In a world where ministry success is evaluated through buildings, bodies, and budgets, it is easy for clergy and parishioners alike to become weighted by the fear of failure. Briggs asks two important questions: What does it mean for a church to be truly healthy and where can leaders find hope and grace in the midst of ministry failure? According to Andy Stanley, pastor of North Point Community Church in a recently retracted statement, the healthiest place for children and youth is in a megachurch. Although he readily admits his mistake and apologizes for his statement, Christians are often deceived by the myth of the megachurch. Churches over three hundred fifty in attendance are roughly ten percent of the churches in America. This means a majority of churches are under three hundred and fifty in attendance and might feel like failures if these congregations use megachurches as benchmarks for success. Did God call ninety percent of churches to feel like failures? Or do small churches find health in their own corners of the world by acting for justice, accompanying the sick and hurting, and loving a God who is faithful in all things. Yes, every church, both large and small, should not fear failure but realize the purposes and future of God in their unique communities.
If God is calling us as the people of God beyond failure, then Briggs thinks we need to choose a different approach to failure. For some of us the admission of failure is a home for forgiveness. We need to forgive others and ourselves for the guilt of comparison. For others of us, we need the challenge of faithfulness. Would we have decided not to follow God in planting a church, doing a project, or accepting a job even if we knew that particular endeavor would fail? We might need to be challenged to be faithful to God regardless of the outcome. And finally, many of us might need the hope of freedom. The negative whisperings in our souls are half-right: We are failures. We are broken. We are scroungers at the communion table. But we aren’t left there. Christ invites us to healing not only at the table of communion where all sinners sit, but also at the cross where he who didn’t sin was hung. Jesus changed the curse of failure to the beautiful mess of freedom.

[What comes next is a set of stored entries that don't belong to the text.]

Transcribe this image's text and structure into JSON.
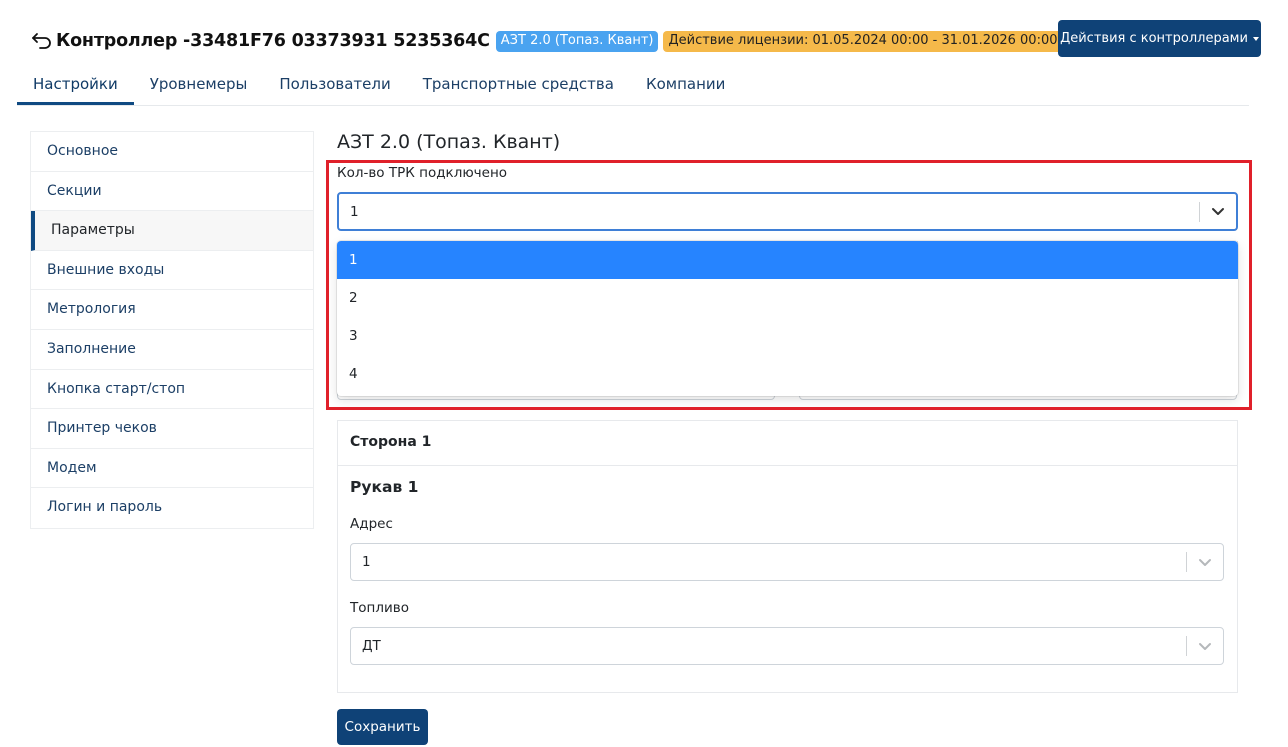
{
  "header": {
    "title": "Контроллер -33481F76 03373931 5235364C",
    "type_badge": "АЗТ 2.0 (Топаз. Квант)",
    "license_badge": "Действие лицензии: 01.05.2024 00:00 - 31.01.2026 00:00",
    "actions_button": "Действия с контроллерами",
    "back_icon": "arrow-back-icon"
  },
  "tabs": [
    {
      "label": "Настройки",
      "active": true
    },
    {
      "label": "Уровнемеры",
      "active": false
    },
    {
      "label": "Пользователи",
      "active": false
    },
    {
      "label": "Транспортные средства",
      "active": false
    },
    {
      "label": "Компании",
      "active": false
    }
  ],
  "sidebar": {
    "items": [
      {
        "label": "Основное",
        "active": false
      },
      {
        "label": "Секции",
        "active": false
      },
      {
        "label": "Параметры",
        "active": true
      },
      {
        "label": "Внешние входы",
        "active": false
      },
      {
        "label": "Метрология",
        "active": false
      },
      {
        "label": "Заполнение",
        "active": false
      },
      {
        "label": "Кнопка старт/стоп",
        "active": false
      },
      {
        "label": "Принтер чеков",
        "active": false
      },
      {
        "label": "Модем",
        "active": false
      },
      {
        "label": "Логин и пароль",
        "active": false
      }
    ]
  },
  "main": {
    "section_title": "АЗТ 2.0 (Топаз. Квант)",
    "trk_count": {
      "label": "Кол-во ТРК подключено",
      "value": "1",
      "options": [
        "1",
        "2",
        "3",
        "4"
      ],
      "selected": "1"
    },
    "card": {
      "header": "Сторона 1",
      "sub_title": "Рукав 1",
      "address_label": "Адрес",
      "address_value": "1",
      "fuel_label": "Топливо",
      "fuel_value": "ДТ"
    },
    "save_button": "Сохранить"
  },
  "colors": {
    "primary": "#0f4277",
    "badge_type": "#4aa3f0",
    "badge_license": "#f5b94a",
    "option_selected": "#2684ff",
    "highlight": "#e0202a"
  }
}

Briggs ends his book with a blessing from Larry Hine, Brennan Manning’s spiritual director, who delivered this benediction at Manning’s ordination service:
May all of your expectations be frustrated,
May all of your plans be thwarted,
May all of your desires be withered into nothingness,
That you may experience the powerlessness and poverty of a child,
and can sing and dance in the love of God the Father, Son and Holy Spirit.